タクシーで歌舞伎町に向かおうとしたら、乗ったタクシーに如月も乗り込んできた。

「ちょっと、なんで、如月、タクシーに乗り込んでくるの!!」

「同伴してやるんだ、ありがたく思え」

「はっ、何言ってるの?」

「探偵雇って、お前の事を調べた。今、歌舞伎町の【蝶々2号店】で働いてるんだろ?でも、借金、今月で払い終わるんだろ。大学の学費と生活費もかかる中、月に50万円ずつ返済してたなんて、よく頑張ったな」

如月が、わたしの頭に手をポンと置いて、わたしの目を見ながら、優しく微笑んだ。

わたしは、如月に何も言わなかった。
だから、如月もわたしに、それだけ言って、後は、何も言わなかった。

歌舞伎町の【蝶々2号店】に着く。
わたしは格好が格好だから、裏口から入り、着替えて、専属のスタイリストさんに化粧を施して貰い、髪のセットをして貰い、店に出た。

如月はわたしだけを指名し、1人、席に座っていた。

「肩苦しい事はしないで、百合ちゃん。今日は、楽しくお酒を飲もう」

いつもより速いペースで、ロックのブランデーを飲む如月。 

わたしにも飲めと言う。
断れないから、ちびちび飲みながら相手をした。
深夜2時のラストまで如月はいた……。

他のお客様もお帰りになり、完全に呑んだくれた如月の肩を揺すって、起こそうと試みても起きなくて、困る。


「百合ちゃんをアフターしていいですか?」

完全に酔い潰れてる如月。

「葉瀬、何もしないから、家まで送ってくれない。
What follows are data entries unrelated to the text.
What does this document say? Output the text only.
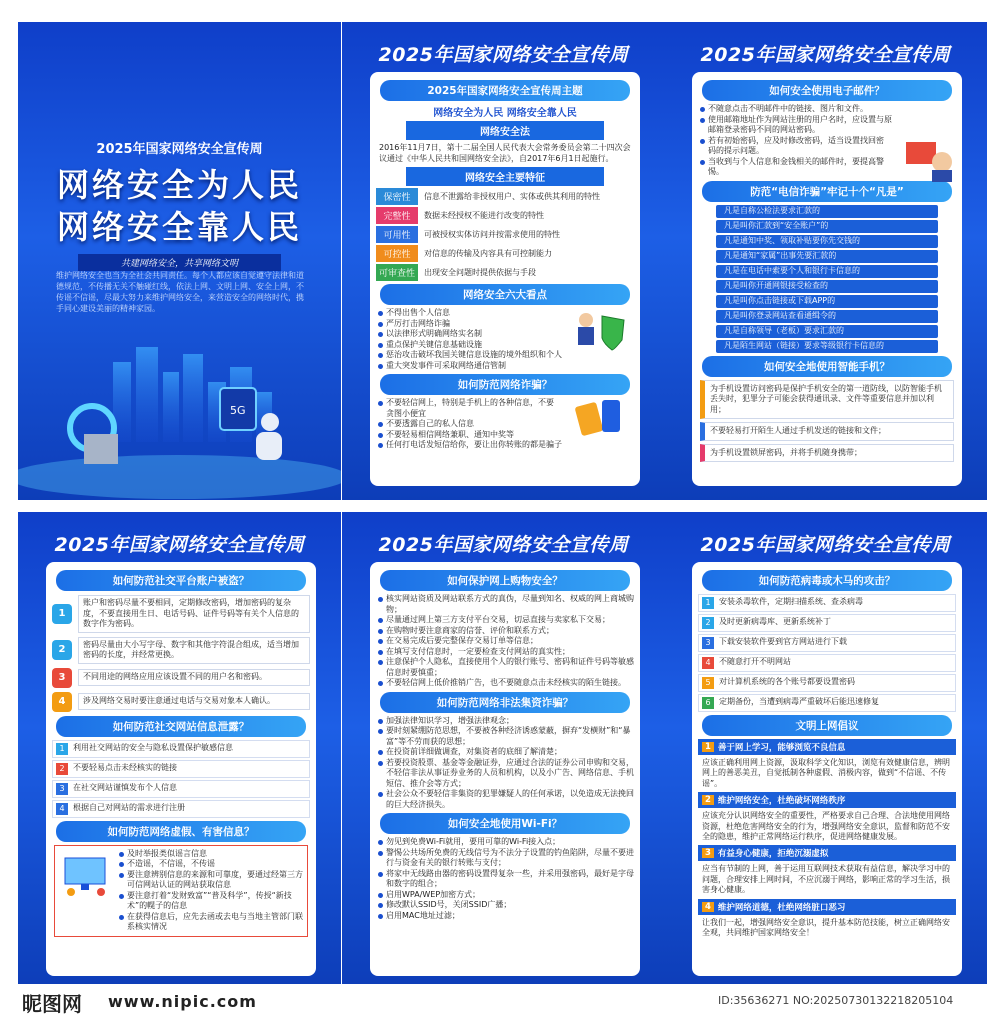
2025年国家网络安全宣传周
网络安全为人民
网络安全靠人民
共建网络安全，共享网络文明
维护网络安全也当为全社会共同责任。每个人都应该自觉遵守法律和道德规范，不传播无关不触碰红线，依法上网、文明上网、安全上网，不传谣不信谣，尽最大努力来维护网络安全，来营造安全的网络时代，携手同心建设美丽的精神家园。
5G
2025年国家网络安全宣传周
2025年国家网络安全宣传周主题
网络安全为人民 网络安全靠人民
网络安全法
2016年11月7日，第十二届全国人民代表大会常务委员会第二十四次会议通过《中华人民共和国网络安全法》，自2017年6月1日起施行。
网络安全主要特征
保密性	信息不泄露给非授权用户、实体或供其利用的特性
完整性	数据未经授权不能进行改变的特性
可用性	可被授权实体访问并按需求使用的特性
可控性	对信息的传输及内容具有可控制能力
可审查性	出现安全问题时提供依据与手段
网络安全六大看点
不得出售个人信息
严厉打击网络诈骗
以法律形式明确网络实名制
重点保护关键信息基础设施
惩治攻击破坏我国关键信息设施的境外组织和个人
重大突发事件可采取网络通信管制
如何防范网络诈骗？
不要轻信网上，特别是手机上的各种信息，不要贪图小便宜
不要透露自己的私人信息
不要轻易相信网络兼职、通知中奖等
任何打电话发短信给你，要让出你转账的都是骗子
2025年国家网络安全宣传周
如何安全使用电子邮件？
不随意点击不明邮件中的链接、图片和文件。
使用邮箱地址作为网站注册的用户名时，应设置与原邮箱登录密码不同的网站密码。
若有初始密码，应及时修改密码，适当设置找回密码的提示问题。
当收到与个人信息和金钱相关的邮件时，要提高警惕。
防范“电信诈骗”牢记十个“凡是”
凡是自称公检法要求汇款的
凡是叫你汇款到“安全账户”的
凡是通知中奖、领取补贴要你先交钱的
凡是通知“家属”出事先要汇款的
凡是在电话中索要个人和银行卡信息的
凡是叫你开通网银接受检查的
凡是叫你点击链接或下载APP的
凡是叫你登录网站查看通缉令的
凡是自称领导（老板）要求汇款的
凡是陌生网站（链接）要求等级银行卡信息的
如何安全地使用智能手机？
为手机设置访问密码是保护手机安全的第一道防线，以防智能手机丢失时，犯罪分子可能会获得通讯录、文件等重要信息并加以利用；
不要轻易打开陌生人通过手机发送的链接和文件；
为手机设置锁屏密码，并将手机随身携带；
2025年国家网络安全宣传周
如何防范社交平台账户被盗？
1
账户和密码尽量不要相同，定期修改密码，增加密码的复杂度，不要直接用生日、电话号码、证件号码等有关个人信息的数字作为密码。
2	密码尽量由大小写字母、数字和其他字符混合组成，适当增加密码的长度，并经常更换。
3	不同用途的网络应用应该设置不同的用户名和密码。
4	涉及网络交易时要注意通过电话与交易对象本人确认。
如何防范社交网站信息泄露？
1	利用社交网站的安全与隐私设置保护敏感信息
2	不要轻易点击未经核实的链接
3	在社交网站谨慎发布个人信息
4	根据自己对网站的需求进行注册
如何防范网络虚假、有害信息？
及时举报类似谣言信息
不造谣，不信谣，不传谣
要注意辨别信息的来源和可靠度，要通过经第三方可信网站认证的网站获取信息
要注意打着“发财致富”“普及科学”，传授“新技术”的幌子的信息
在获得信息后，应先去函或去电与当地主管部门联系核实情况
2025年国家网络安全宣传周
如何保护网上购物安全？
核实网站资质及网站联系方式的真伪，尽量到知名、权威的网上商城购物；
尽量通过网上第三方支付平台交易，切忌直接与卖家私下交易；
在购物时要注意商家的信誉、评价和联系方式；
在交易完成后要完整保存交易订单等信息；
在填写支付信息时，一定要检查支付网站的真实性；
注意保护个人隐私，直接使用个人的银行账号、密码和证件号码等敏感信息时要慎重；
不要轻信网上低价推销广告，也不要随意点击未经核实的陌生链接。
如何防范网络非法集资诈骗？
加强法律知识学习，增强法律观念；
要时刻紧绷防范思想，不要被各种经济诱惑蒙蔽，摒弃“发横财”和“暴富”等不劳而获的思想；
在投资前详细做调查，对集资者的底细了解清楚；
若要投资股票、基金等金融证券，应通过合法的证券公司申购和交易，不轻信非法从事证券业务的人员和机构，以及小广告、网络信息、手机短信、推介会等方式；
社会公众不要轻信非集资的犯罪嫌疑人的任何承诺，以免造成无法挽回的巨大经济损失。
如何安全地使用Wi-Fi？
勿见到免费Wi-Fi就用，要用可靠的Wi-Fi接入点；
警惕公共场所免费的无线信号为不法分子设置的钓鱼陷阱，尽量不要进行与资金有关的银行转账与支付；
将家中无线路由器的密码设置得复杂一些，并采用强密码，最好是字母和数字的组合；
启用WPA/WEP加密方式；
修改默认SSID号，关闭SSID广播；
启用MAC地址过滤；
2025年国家网络安全宣传周
如何防范病毒或木马的攻击？
1	安装杀毒软件，定期扫描系统、查杀病毒
2	及时更新病毒库、更新系统补丁
3	下载安装软件要到官方网站进行下载
4	不随意打开不明网站
5	对计算机系统的各个账号都要设置密码
6	定期备份，当遭到病毒严重破坏后能迅速修复
文明上网倡议
1 善于网上学习，能够浏览不良信息
应该正确利用网上资源，汲取科学文化知识，浏览有效健康信息，辨明网上的善恶美丑，自觉抵制各种虚假、消极内容，做到“不信谣、不传谣”。
2 维护网络安全，杜绝破坏网络秩序
应该充分认识网络安全的重要性，严格要求自己合理、合法地使用网络资源，杜绝危害网络安全的行为，增强网络安全意识，监督和防范不安全的隐患，维护正常网络运行秩序，促进网络健康发展。
3 有益身心健康，拒绝沉溺虚拟
应当有节制的上网，善于运用互联网技术获取有益信息，解决学习中的问题，合理安排上网时间，不应沉溺于网络，影响正常的学习生活，损害身心健康。
4 维护网络道德，杜绝网络脏口恶习
让我们一起，增强网络安全意识，提升基本防范技能，树立正确网络安全观，共同维护国家网络安全！
昵图网 www.nipic.com	ID:35636271 NO:20250730132218205104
ブランデー、度数きついの忘れてた」

【蝶々2号店】の店長に、本業の同僚と伝え、送っていく名目で、アフターに応じた。

如月はゴールドカードで30万円を一括払いで支払った。

高級クラブの中では良心的な金額らしいけれど、たまげてしまう。
わたしの本業のひと月の給料より多いから……。
如月の住むマンションは、赤坂のオフィスビルから徒歩10分の今流行りの、一階にスーパーと飲食店が入ってる高層マンションの中層階の15階だった。


「葵、これ、覚えてる」

如月が、アルバムを持ってきた。
いきなり、わたしの本当の名前を呼ぶから戸惑ってしまったけれど、アルバムを見て如月が、小さい頃によく遊んでくれたお兄ちゃんだと思い出した。

「もしかして、要くん!!」

「そう、小学校低学年ぐらいまで一緒に遊んでただろ?
俺、お前より4歳年上だから、俺が中学に上がってからは会わなくなったけれど、俺、お前が赤ん坊の頃からお前を知ってて、お前の両親に、大人になったら、お前を嫁にくれってお願いしてた。
だから、俺、お前の両親が亡くなった後に、お前を探してた」

アルバムから目を離し、要くんを見上げた。
昔、わたしの面倒を見てくれた、要くんの横顔と、重なった。